The night was unusually dark and clear. Not a cloud lurked in the sky as Dib hurried along the street, keeping his tall, thin frame as low to the pavement as possible. Suddenly, from the gloom rose a high, towering green and purple house with a fence surrounding a well manicured, garden gnome filled yard. Was it Dib's imagination or were the eyes glowing in the dark? The air shimmered sharply as he reached the gate, peered in, stood tall and walked right up to the front door, ringing the bell politely, and acting for all the world like a normal visitor. Dib knew from years of experience that by now Zim would have retired to his lab to plot, leaving the little dog... robot... thing called GIR to keep up the defenses. With a brainfreezie at the ready, Dib waited for the odd little creature to answer the door. He would bribe the bot, be invited in, and use the time befor Zim came up to check on his servant to find an inconspicuous way into the underground lab.
But GIR did not answer the door. Puzzled, Dib reached up to knock, and the door swung open soundlessly. Cautiously he stepped inside, wary of a trap, but after standing inside the door foolishly for a minute or so, he gathered up his courage to go all the way inside. Nothing jumped him, nothing tackled, nothing tied him up, and no Zim came striding up cackling evilly at his success. Dib wandered into the kitchen, wondering at the dimmed and flickering lights, the strange poster above the... toilet? What was a toilet doing in a- oh, yeah, Zim's kitchen. Anything was possible concerning Zim.

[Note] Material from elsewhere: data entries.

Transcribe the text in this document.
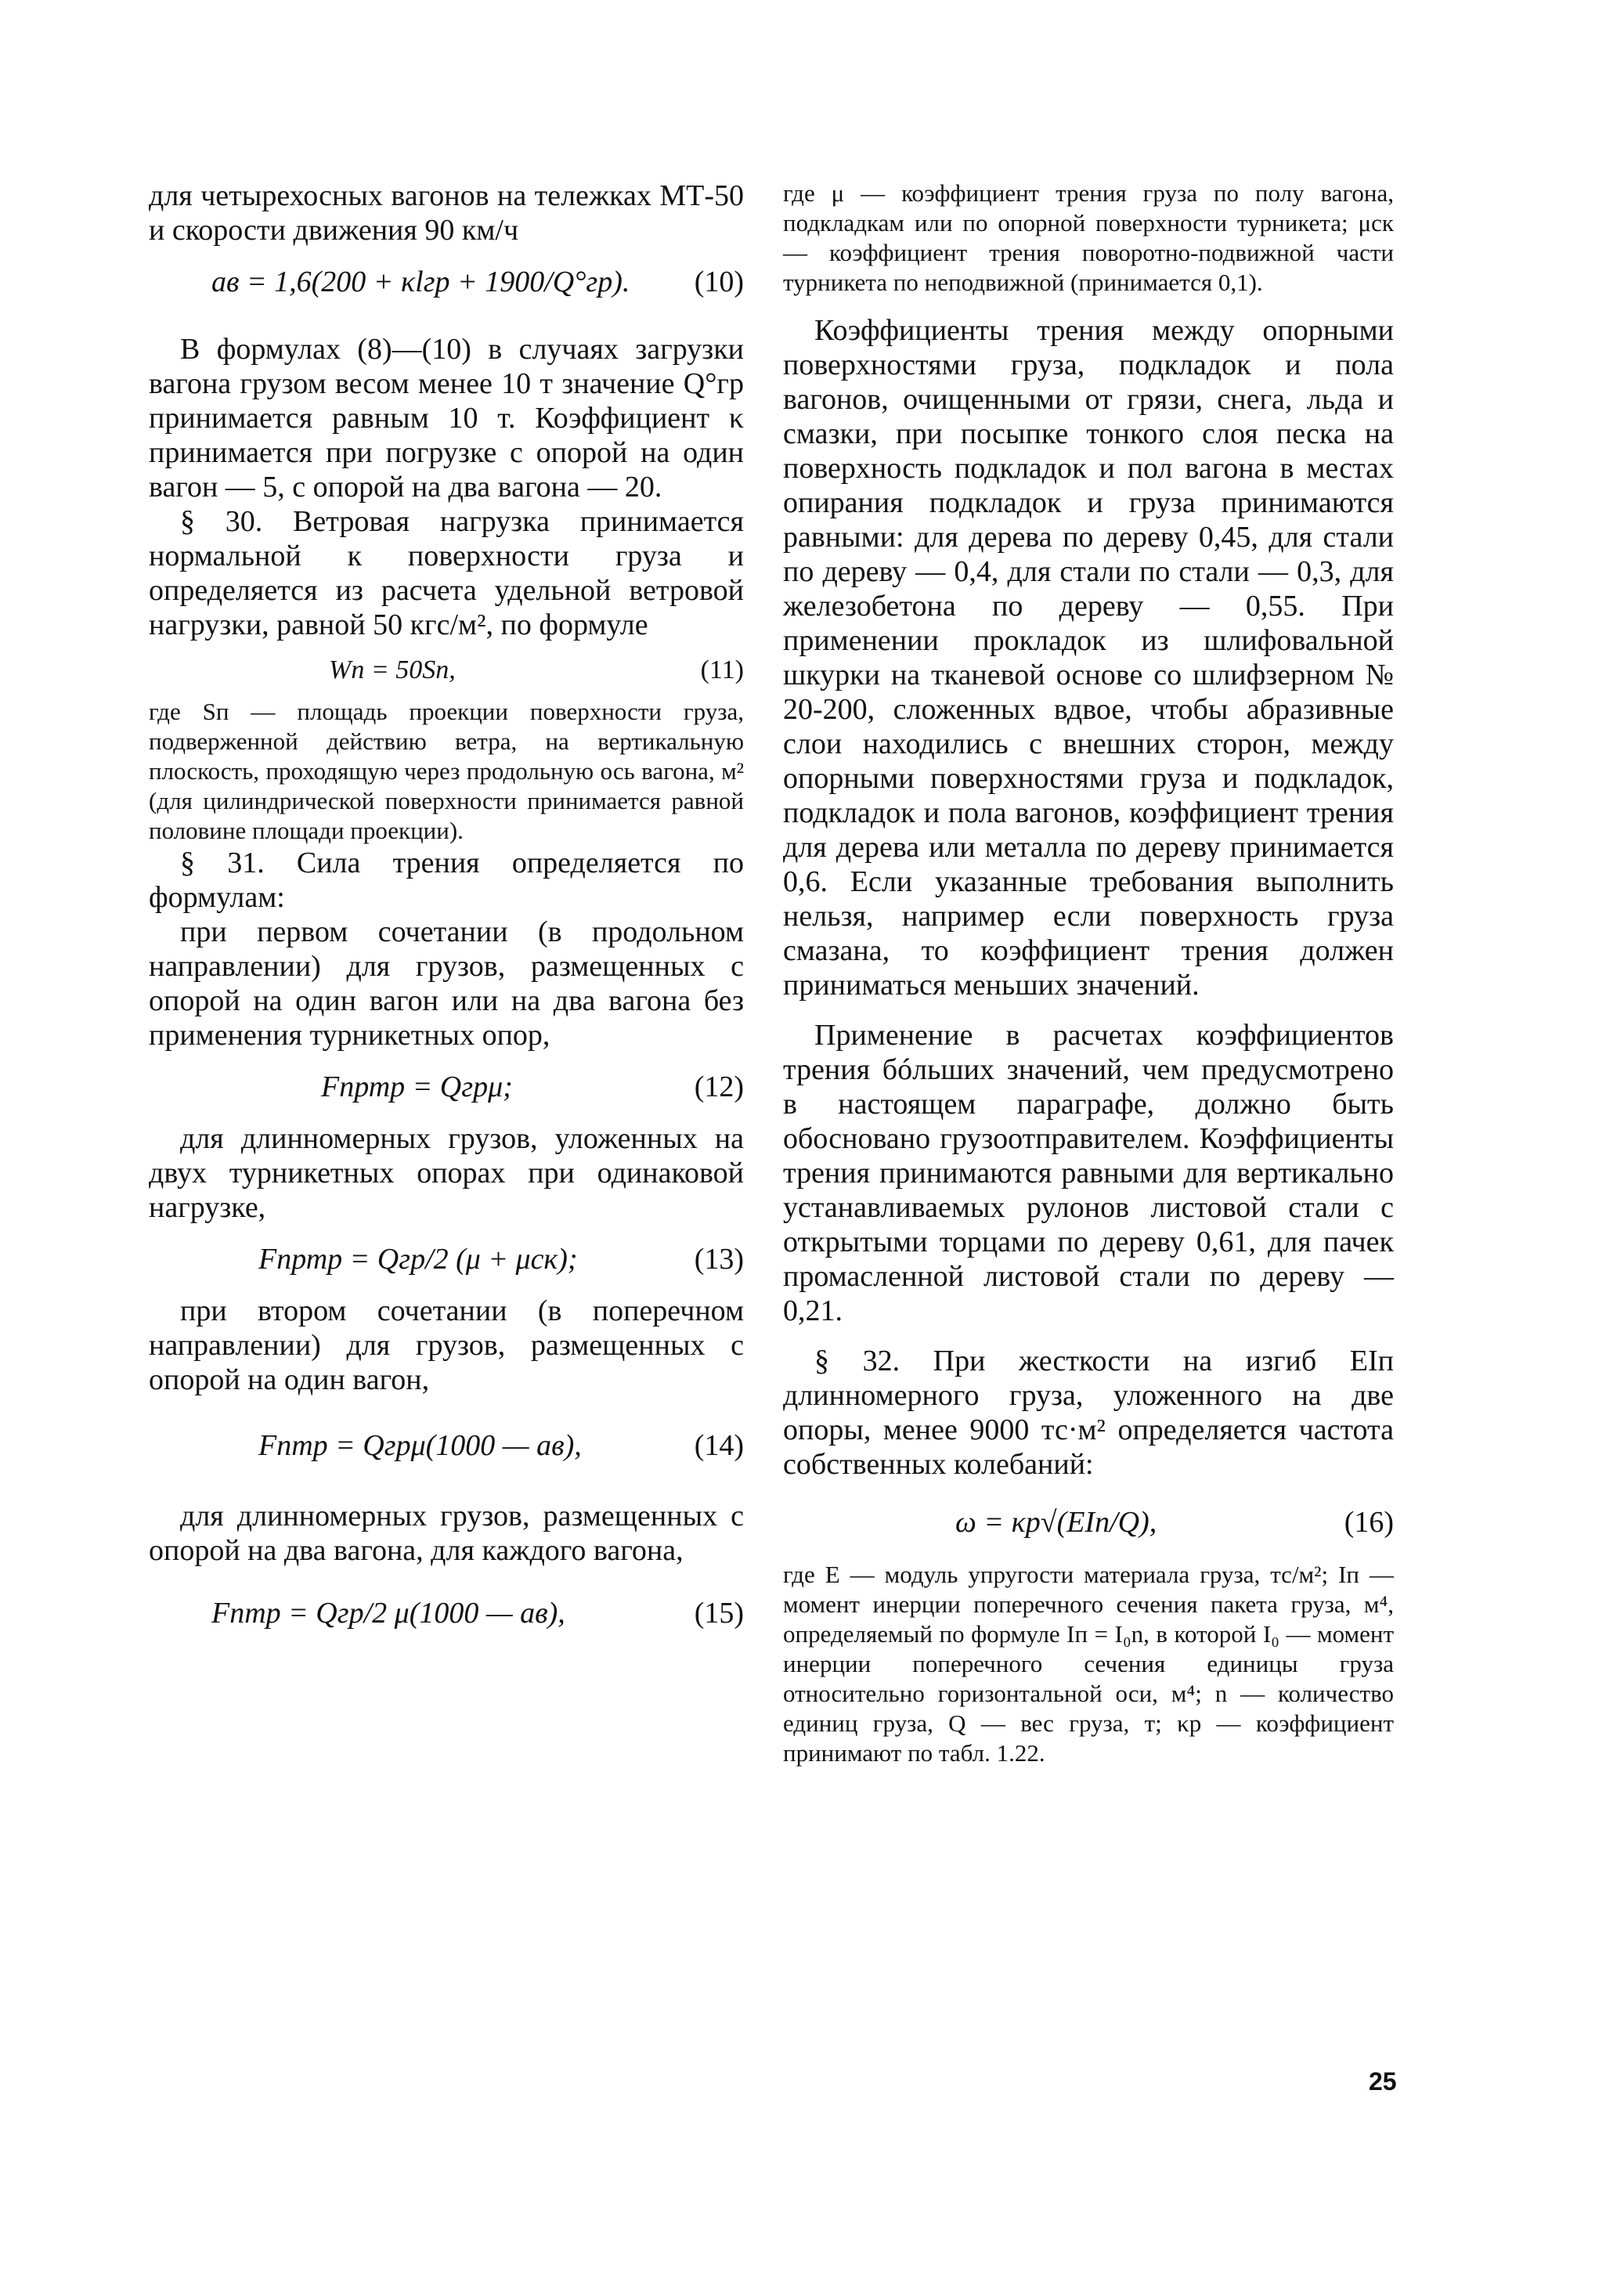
для четырехосных вагонов на тележках МТ-50 и скорости движения 90 км/ч

aв = 1,6(200 + κlгр + 1900/Q°гр). (10)

В формулах (8)—(10) в случаях загрузки вагона грузом весом менее 10 т значение Q°гр принимается равным 10 т. Коэффициент κ принимается при погрузке с опорой на один вагон — 5, с опорой на два вагона — 20.

§ 30. Ветровая нагрузка принимается нормальной к поверхности груза и определяется из расчета удельной ветровой нагрузки, равной 50 кгс/м², по формуле

Wп = 50Sп,	(11)

где Sп — площадь проекции поверхности груза, подверженной действию ветра, на вертикальную плоскость, проходящую через продольную ось вагона, м² (для цилиндрической поверхности принимается равной половине площади проекции).

§ 31. Сила трения определяется по формулам:

при первом сочетании (в продольном направлении) для грузов, размещенных с опорой на один вагон или на два вагона без применения турникетных опор,

Fпртр = Qгрμ;	(12)

для длинномерных грузов, уложенных на двух турникетных опорах при одинаковой нагрузке,

Fпртр = Qгр/2 (μ + μск);	(13)

при втором сочетании (в поперечном направлении) для грузов, размещенных с опорой на один вагон,

Fптр = Qгрμ(1000 — aв),	(14)

для длинномерных грузов, размещенных с опорой на два вагона, для каждого вагона,

Fптр = Qгр/2 μ(1000 — aв),	(15)

где μ — коэффициент трения груза по полу вагона, подкладкам или по опорной поверхности турникета; μск — коэффициент трения поворотно-подвижной части турникета по неподвижной (принимается 0,1).

Коэффициенты трения между опорными поверхностями груза, подкладок и пола вагонов, очищенными от грязи, снега, льда и смазки, при посыпке тонкого слоя песка на поверхность подкладок и пол вагона в местах опирания подкладок и груза принимаются равными: для дерева по дереву 0,45, для стали по дереву — 0,4, для стали по стали — 0,3, для железобетона по дереву — 0,55. При применении прокладок из шлифовальной шкурки на тканевой основе со шлифзерном № 20-200, сложенных вдвое, чтобы абразивные слои находились с внешних сторон, между опорными поверхностями груза и подкладок, подкладок и пола вагонов, коэффициент трения для дерева или металла по дереву принимается 0,6. Если указанные требования выполнить нельзя, например если поверхность груза смазана, то коэффициент трения должен приниматься меньших значений.

Применение в расчетах коэффициентов трения бóльших значений, чем предусмотрено в настоящем параграфе, должно быть обосновано грузоотправителем. Коэффициенты трения принимаются равными для вертикально устанавливаемых рулонов листовой стали с открытыми торцами по дереву 0,61, для пачек промасленной листовой стали по дереву — 0,21.

§ 32. При жесткости на изгиб EIп длинномерного груза, уложенного на две опоры, менее 9000 тс·м² определяется частота собственных колебаний:

ω = κр√(EIп/Q),	(16)

где E — модуль упругости материала груза, тс/м²; Iп — момент инерции поперечного сечения пакета груза, м⁴, определяемый по формуле Iп = I₀n, в которой I₀ — момент инерции поперечного сечения единицы груза относительно горизонтальной оси, м⁴; n — количество единиц груза, Q — вес груза, т; κр — коэффициент принимают по табл. 1.22.

25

Hm. The lid was up, and it seemed to be purple on the inside. Dib leaned over curiously and saw, instead of the typical toilet bowl, a ladder along one side into an... elevator car? He looked around once again, suspicious of some trick or joke, stared into the toilet, and, thinking Oh heavens I can't belive I'm doing this, Dib climbed awkwardly into the toilet. Once inside, he muttered, Now, how does this get to the lab? and the house computer answered, shocking him.
Yes, Master, too the lab
The capsule started to shake as it bore Dib down the tubing to the last level onto which Zim had exited. Dib stepped out, camera ready, snapping up evidence of the vaulted ceiling of the room lined with a tangle of pipes and tubes. What caught his eye in the mass of alien technology was a huge TV screen depicting a swirling array of blue and grey clouds. Oddest of all was the little rubber piggy lying on the floor before it as if abandoned. Dib walked over to the piggy first, clicking pictures, taking notes, and turned to stare up at the screen. He stepped closer and closer to it, enthralled, and reached out to feel the texture of the extra terrestrial monitor. His big mistake.
I should have known, ALIEN SCUM!!!!!! Dib screeched as he was sucked through the GIR modified screen.